| As I see it there are three components of software supply chain security: - is this actually the binary that comes from that code? - is that code trustworthy? - is this binary trustworthy? Nix focuses on the first. If you can solve that problem, there's still nothing preventing bad guys from publishing malicious code, or from distributing malicious binaries which did not actually come from the code that they claim to, but it forces them to act in the open where they're more likely to get caught--anybody can verify that the correspondence between code and binary doesn't hold. So if you're worried that one dark day, `curl whoever.com/whatever.sh | bash` will suddenly contain malware when it didn't before, using nix instead will protect you... until you manually approve the malicious update. It's up to you to come up with reasons why you should or shouldn't do that, but at least there will be a commit in your code where things went bad. If you're wondering whether whatever.sh is safe in the first place, and you want some council of elders to pinky promise that it's safe to run, then I don't think the nix ecosystem has much to offer you.
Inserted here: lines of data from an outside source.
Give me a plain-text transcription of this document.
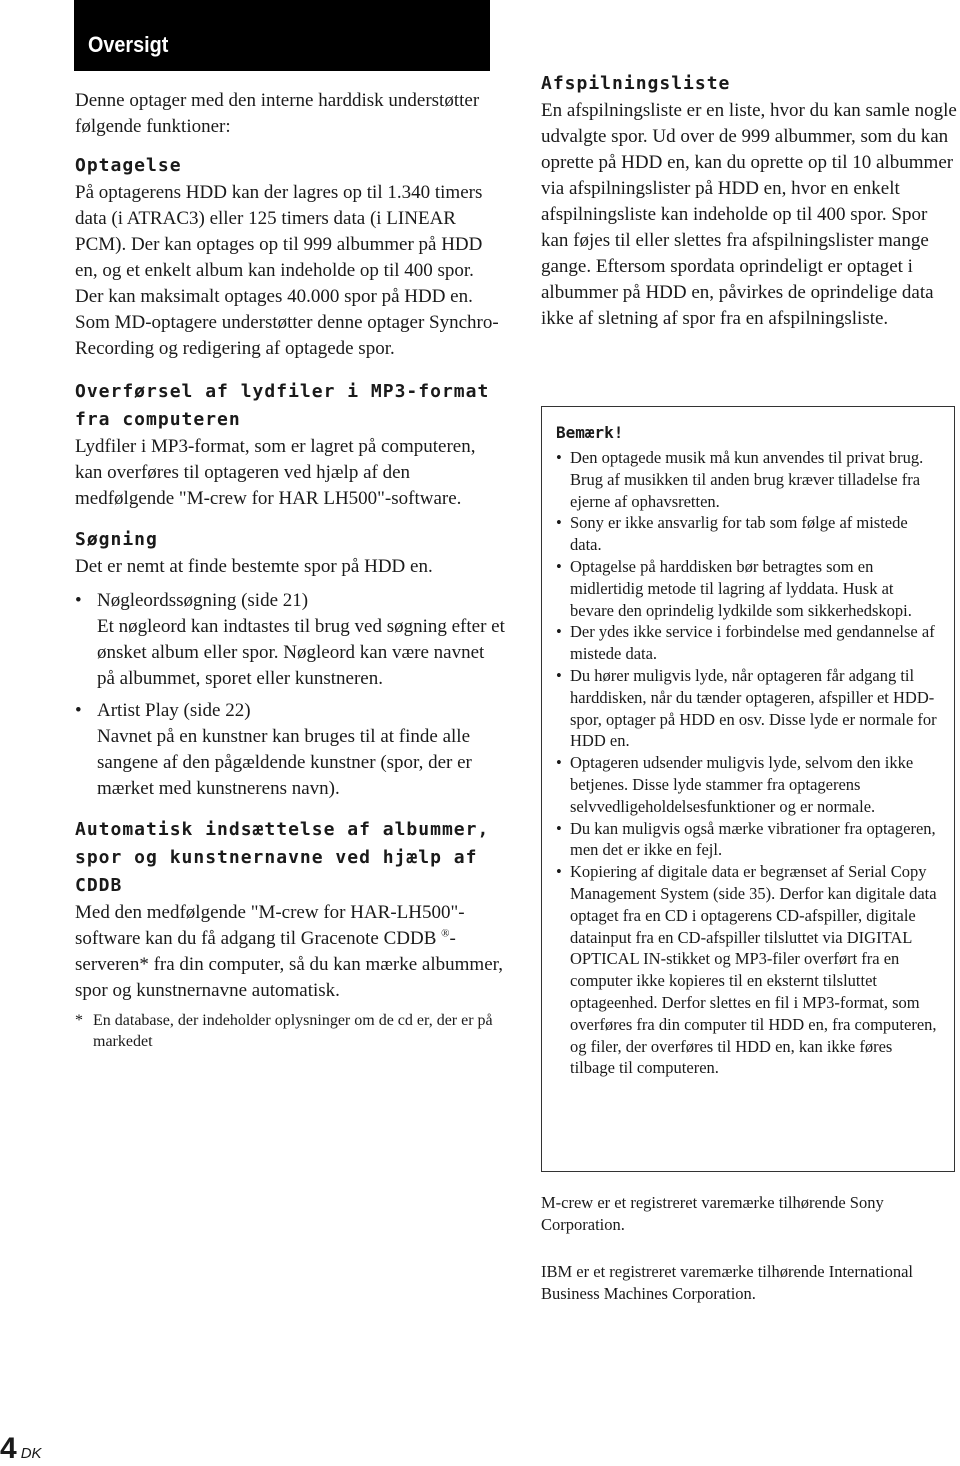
Oversigt

Denne optager med den interne harddisk understøtter følgende funktioner:

Optagelse

På optagerens HDD kan der lagres op til 1.340 timers data (i ATRAC3) eller 125 timers data (i LINEAR PCM). Der kan optages op til 999 albummer på HDD en, og et enkelt album kan indeholde op til 400 spor. Der kan maksimalt optages 40.000 spor på HDD en. Som MD-optagere understøtter denne optager Synchro-Recording og redigering af optagede spor.

Overførsel af lydfiler i MP3-format fra computeren

Lydfiler i MP3-format, som er lagret på computeren, kan overføres til optageren ved hjælp af den medfølgende "M-crew for HAR LH500"-software.

Søgning

Det er nemt at finde bestemte spor på HDD en.

• Nøgleordssøgning (side 21)
Et nøgleord kan indtastes til brug ved søgning efter et ønsket album eller spor. Nøgleord kan være navnet på albummet, sporet eller kunstneren.
• Artist Play (side 22)
Navnet på en kunstner kan bruges til at finde alle sangene af den pågældende kunstner (spor, der er mærket med kunstnerens navn).
Automatisk indsættelse af albummer, spor og kunstnernavne ved hjælp af CDDB

Med den medfølgende "M-crew for HAR-LH500"-software kan du få adgang til Gracenote CDDB ®-serveren* fra din computer, så du kan mærke albummer, spor og kunstnernavne automatisk.

* En database, der indeholder oplysninger om de cd er, der er på markedet
Afspilningsliste

En afspilningsliste er en liste, hvor du kan samle nogle udvalgte spor. Ud over de 999 albummer, som du kan oprette på HDD en, kan du oprette op til 10 albummer via afspilningslister på HDD en, hvor en enkelt afspilningsliste kan indeholde op til 400 spor. Spor kan føjes til eller slettes fra afspilningslister mange gange. Eftersom spordata oprindeligt er optaget i albummer på HDD en, påvirkes de oprindelige data ikke af sletning af spor fra en afspilningsliste.

Bemærk!
• Den optagede musik må kun anvendes til privat brug. Brug af musikken til anden brug kræver tilladelse fra ejerne af ophavsretten.
• Sony er ikke ansvarlig for tab som følge af mistede data.
• Optagelse på harddisken bør betragtes som en midlertidig metode til lagring af lyddata. Husk at bevare den oprindelig lydkilde som sikkerhedskopi.
• Der ydes ikke service i forbindelse med gendannelse af mistede data.
• Du hører muligvis lyde, når optageren får adgang til harddisken, når du tænder optageren, afspiller et HDD-spor, optager på HDD en osv. Disse lyde er normale for HDD en.
• Optageren udsender muligvis lyde, selvom den ikke betjenes. Disse lyde stammer fra optagerens selvvedligeholdelsesfunktioner og er normale.
• Du kan muligvis også mærke vibrationer fra optageren, men det er ikke en fejl.
• Kopiering af digitale data er begrænset af Serial Copy Management System (side 35). Derfor kan digitale data optaget fra en CD i optagerens CD-afspiller, digitale datainput fra en CD-afspiller tilsluttet via DIGITAL OPTICAL IN-stikket og MP3-filer overført fra en computer ikke kopieres til en eksternt tilsluttet optageenhed. Derfor slettes en fil i MP3-format, som overføres fra din computer til HDD en, fra computeren, og filer, der overføres til HDD en, kan ikke føres tilbage til computeren.

M-crew er et registreret varemærke tilhørende Sony Corporation.

IBM er et registreret varemærke tilhørende International Business Machines Corporation.

4 DK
Personally, I think that solving the latter problems without a robust solution to the first problem is sort of a band-aid solution. So I'm a big fan of the nix approach to supply chain security, but it's important to be aware of what you're not getting, which is a promise that any bits are trustworthy in the first place. |
I agree even with the following paragraph in principle:
"If you're wondering whether whatever.sh is safe in the first place, and you want some council of elders to pinky promise that it's safe to run, then I don't think the nix ecosystem has much to offer you."
For me it is not so much about what the council of elders says, but more about when FAANG and Co. are OK to run a binary I think needn't worry about the rest. Or to think this further, they should care more about Nix than I should.